For the money though you do get a bit overdone certificate of authenticity!
I will say it is a fine looking whiskey with what looks like very little caramel coloring (if any.. I couldn’t find anywhere that detailed this, but to be honest if they don’t detail that it has a natural color than it generally doesn’t).
Nose: Raisins. Calm without fire. Very nice light colored rye bread.. but overall mild and not too complex. Perhaps some light cedar and dark honey.
Taste: The mouthfeel as it hits the palate (before any flavor is expressed) is quite nice and smooth, not at all cloying… and that is essentially all that hits the palate in the front… very little flavor but what is there is at least smooth, relaxed and mild. As it hits the mid palate, we get caramel and white bread, distant remnants of fig and perhaps a bit of smoked almond but not much. The finish though is drastically different (and presents a drink with a split personality) in that it is mostly fire (it finally comes through) and cough syrup. Not the most satisfying finish.

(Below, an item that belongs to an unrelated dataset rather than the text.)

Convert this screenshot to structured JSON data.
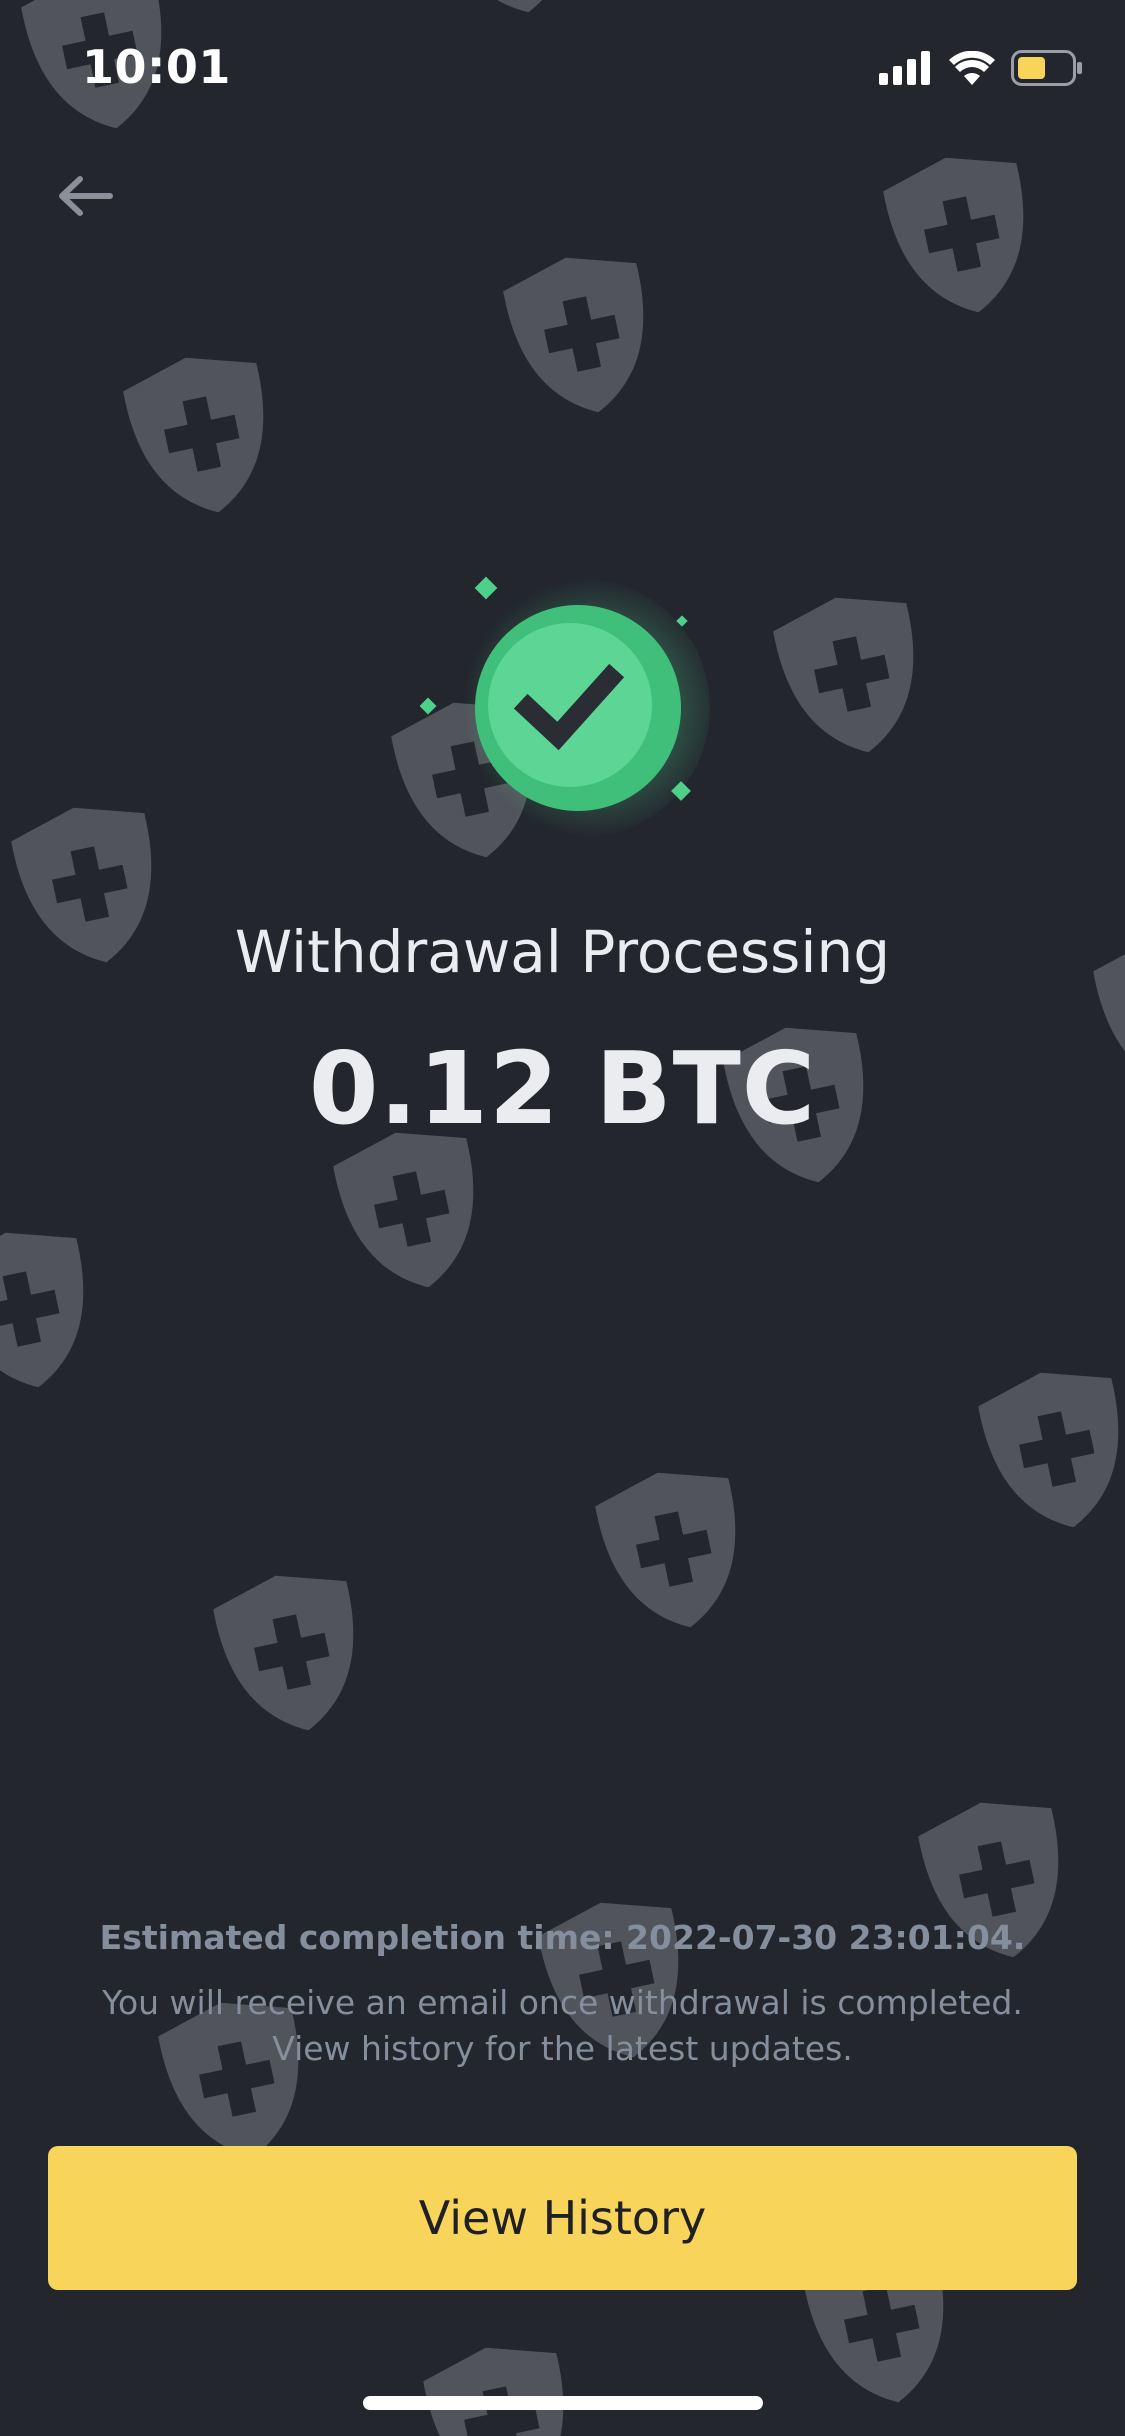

Balance: Yes it is balanced, but I say that mostly because it plays only a few notes and they do stay there pretty much throughout.
I will say this… I tried with this whiskey. I tried and tried. Attempting to get more out of the nose at least 6 times.Taking a sip (opening up my lips a bit to allow the air to flow over it) 5 times. I really wanted to give this whiskey every chance that I could to express itself (and to express to me why it should be worth over $300) but nothing else ever came through.
I didn’t really find anything to dislike about it… and also nothing to really love about it.
Blends have a strike against them from the start (in their inherent lack of complexity from being a blend) but one that asks that we fork over as much as this one does should be able to rise above being a blend… and make one forget that it is a blend. This whiskey didn’t do that.